「初号機打ち上げの時はできる限りチェック・アンド・レビューを実施する。チェックしきれない部分も残るが、チェックしていないのが理由で失敗するケースはあまりない。(打ち上げに失敗するのは)半導体がうまく働かなかったとか、機械に不良品があったといった理由が多い気がする」
日本記者クラブが2023年3月8日に開催した国産ロケットに関する勉強会で、講師を務めた宇宙航空研究開発機構(JAXA)名誉教授の的川泰宣氏は、ロケットの打ち上げ失敗に関する個人的な印象としてこう語った。
「私が記者なら質問したかった」
勉強会では、日本のロケット開発を切り開いた故糸川英夫氏と発射場を選ぶ時のエピソードや、JAXAの名称が決められた過程などを交えて、日本の国産ロケットの歴史を概説。その後、報道陣の質問に答えた。報道陣からは、勉強会前日の2023年3月7日に失敗に終わったH3ロケットの打ち上げに関する質問が集中した。

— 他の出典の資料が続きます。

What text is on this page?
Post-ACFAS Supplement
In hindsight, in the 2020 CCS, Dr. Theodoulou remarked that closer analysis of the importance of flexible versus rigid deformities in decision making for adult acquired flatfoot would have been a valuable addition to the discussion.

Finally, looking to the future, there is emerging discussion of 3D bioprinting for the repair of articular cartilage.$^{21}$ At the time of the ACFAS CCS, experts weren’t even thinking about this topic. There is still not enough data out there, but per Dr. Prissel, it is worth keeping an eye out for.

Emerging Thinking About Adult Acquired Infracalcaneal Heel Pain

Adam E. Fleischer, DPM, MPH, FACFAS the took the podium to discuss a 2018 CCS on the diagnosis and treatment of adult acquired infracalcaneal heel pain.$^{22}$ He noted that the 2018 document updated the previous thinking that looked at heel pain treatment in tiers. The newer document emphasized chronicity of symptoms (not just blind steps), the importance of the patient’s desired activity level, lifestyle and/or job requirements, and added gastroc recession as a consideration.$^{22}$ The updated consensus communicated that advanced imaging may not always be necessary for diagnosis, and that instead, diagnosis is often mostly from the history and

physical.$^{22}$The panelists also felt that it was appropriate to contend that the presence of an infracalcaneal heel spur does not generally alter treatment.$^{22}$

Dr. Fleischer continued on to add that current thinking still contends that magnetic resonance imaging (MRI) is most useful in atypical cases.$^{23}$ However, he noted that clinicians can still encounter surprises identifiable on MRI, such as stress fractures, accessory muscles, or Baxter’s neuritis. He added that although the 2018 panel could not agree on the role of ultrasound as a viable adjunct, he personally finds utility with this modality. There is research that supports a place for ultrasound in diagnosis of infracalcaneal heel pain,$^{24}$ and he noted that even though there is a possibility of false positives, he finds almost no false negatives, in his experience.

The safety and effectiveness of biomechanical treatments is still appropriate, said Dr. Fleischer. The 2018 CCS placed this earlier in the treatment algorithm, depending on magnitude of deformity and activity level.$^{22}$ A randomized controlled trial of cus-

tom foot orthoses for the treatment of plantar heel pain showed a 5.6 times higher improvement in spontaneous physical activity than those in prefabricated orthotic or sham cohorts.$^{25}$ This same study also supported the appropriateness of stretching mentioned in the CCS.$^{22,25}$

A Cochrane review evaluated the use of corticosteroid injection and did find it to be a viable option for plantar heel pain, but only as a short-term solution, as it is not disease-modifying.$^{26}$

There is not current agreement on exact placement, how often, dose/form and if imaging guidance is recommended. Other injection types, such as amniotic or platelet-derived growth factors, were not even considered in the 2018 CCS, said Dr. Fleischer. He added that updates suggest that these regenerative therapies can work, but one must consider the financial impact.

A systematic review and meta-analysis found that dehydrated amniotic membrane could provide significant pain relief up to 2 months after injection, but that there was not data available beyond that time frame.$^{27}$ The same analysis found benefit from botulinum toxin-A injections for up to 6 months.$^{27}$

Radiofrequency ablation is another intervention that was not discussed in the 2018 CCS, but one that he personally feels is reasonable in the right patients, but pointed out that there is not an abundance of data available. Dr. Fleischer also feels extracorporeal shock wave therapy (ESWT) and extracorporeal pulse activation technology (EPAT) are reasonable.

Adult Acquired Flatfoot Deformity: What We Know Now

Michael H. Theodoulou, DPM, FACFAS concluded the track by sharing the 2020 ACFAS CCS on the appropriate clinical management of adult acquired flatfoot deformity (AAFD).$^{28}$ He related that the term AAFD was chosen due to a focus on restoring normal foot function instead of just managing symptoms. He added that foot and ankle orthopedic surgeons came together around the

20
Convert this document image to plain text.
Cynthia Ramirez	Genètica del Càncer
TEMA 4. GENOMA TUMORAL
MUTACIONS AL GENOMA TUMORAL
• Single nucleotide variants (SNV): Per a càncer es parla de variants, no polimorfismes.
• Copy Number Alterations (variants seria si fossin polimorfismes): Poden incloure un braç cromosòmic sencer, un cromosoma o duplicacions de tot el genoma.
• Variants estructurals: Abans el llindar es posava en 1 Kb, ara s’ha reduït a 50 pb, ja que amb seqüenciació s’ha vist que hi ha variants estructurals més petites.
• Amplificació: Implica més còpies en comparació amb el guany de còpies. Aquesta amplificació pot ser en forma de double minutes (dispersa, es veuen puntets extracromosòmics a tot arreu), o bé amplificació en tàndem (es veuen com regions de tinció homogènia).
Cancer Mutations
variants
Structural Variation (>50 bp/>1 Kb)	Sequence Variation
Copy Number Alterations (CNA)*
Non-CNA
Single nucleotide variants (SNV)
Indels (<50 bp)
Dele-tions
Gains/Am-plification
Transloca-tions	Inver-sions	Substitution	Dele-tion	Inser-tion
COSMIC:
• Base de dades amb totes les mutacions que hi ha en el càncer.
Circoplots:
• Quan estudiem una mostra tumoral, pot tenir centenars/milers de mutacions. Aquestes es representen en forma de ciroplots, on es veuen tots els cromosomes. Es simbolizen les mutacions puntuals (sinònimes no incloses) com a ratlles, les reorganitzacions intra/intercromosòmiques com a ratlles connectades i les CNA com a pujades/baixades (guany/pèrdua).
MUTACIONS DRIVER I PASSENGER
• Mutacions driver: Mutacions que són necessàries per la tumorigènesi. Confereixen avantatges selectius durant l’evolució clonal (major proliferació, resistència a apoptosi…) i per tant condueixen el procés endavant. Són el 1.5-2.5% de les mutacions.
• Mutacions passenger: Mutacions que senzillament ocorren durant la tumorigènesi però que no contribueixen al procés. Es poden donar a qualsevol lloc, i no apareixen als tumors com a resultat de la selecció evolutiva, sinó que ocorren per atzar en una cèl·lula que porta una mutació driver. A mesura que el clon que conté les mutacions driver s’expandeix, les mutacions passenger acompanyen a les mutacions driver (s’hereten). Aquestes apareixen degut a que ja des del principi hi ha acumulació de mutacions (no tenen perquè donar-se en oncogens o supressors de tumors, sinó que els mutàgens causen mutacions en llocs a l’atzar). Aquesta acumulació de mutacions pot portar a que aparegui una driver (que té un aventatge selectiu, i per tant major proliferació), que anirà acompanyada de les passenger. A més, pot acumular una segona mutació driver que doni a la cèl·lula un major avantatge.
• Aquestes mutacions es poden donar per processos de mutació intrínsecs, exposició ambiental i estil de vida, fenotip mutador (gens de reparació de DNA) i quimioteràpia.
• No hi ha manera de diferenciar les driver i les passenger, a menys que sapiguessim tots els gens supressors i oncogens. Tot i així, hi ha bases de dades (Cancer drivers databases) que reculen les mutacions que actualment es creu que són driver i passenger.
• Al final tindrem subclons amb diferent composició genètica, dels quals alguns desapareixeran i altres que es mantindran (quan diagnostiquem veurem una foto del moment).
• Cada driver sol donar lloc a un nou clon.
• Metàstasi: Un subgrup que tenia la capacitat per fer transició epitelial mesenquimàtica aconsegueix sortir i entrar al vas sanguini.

初号機打ち上げの難しさについて聞かれた際の回答が冒頭のコメントだ。的川氏は、「1980年代までは、初めての部品やコンポーネントを使っているので、初号機が怖かった。現在は初号機だから大変ということはあまりない。(H3初号機が、人工衛星の)「だいち3号」を積載したと聞いても、『いきなり載せた』という印象はなかった」と話した。
この他、H3ロケット初号機の打ち上げ失敗について、「第2段(エンジンの「LE-5B-3」)が着火しなかったとしか知らないが」と断った上で、2023年3月6日にH3初号機の打ち上げを延期した原因に言及*1。「(H3ロケットの)第2段は多少回路が変わっているくらいで、ほとんど(前モデルの)H-IIAと同じ部品が使われている」点に触れ、「(H3の)第2段に着火させる際、制御系から出した『着火しろ』という命令を受け取った側がある。この受け取った側に新しい回路があったのか、第1段と第2段で共通した設計のやり方があったのか。私が記者なら質問したかった」と語った*2。
「H3がH-IIAよりコストダウンを図った改変の影響は考えられないか」という質問には、「あまりないだろう。自動車部品などが使われていると聞いているが、(使用する部品の動作や性能について)チェックはするので、そういう点は問題なかったのに発生した事故と認識している」との見方を示した。
H3打ち上げ失敗の背景については、「JAXAが自転車操業になっているのではないか。十分に人員を割けないという状況があるとしたら、それは大変困った状況だ」との不安を述べた。
H3打ち上げ失敗の今後への影響について質問され、「個人的には、H-IIAの打ち上げ計画に影響しないか」と憂慮していることを明かした。JAXAは現在、火星衛星探査計画を進めているが、H3の打ち上げ失敗の影響で火星衛星探査機をH-IIAで打ち上げられないとなると、「火星への打ち上げは2年に1度しかチャンスがない。2年待つことになれば、せっかくのチャンスを逃しかねない」(的川氏)。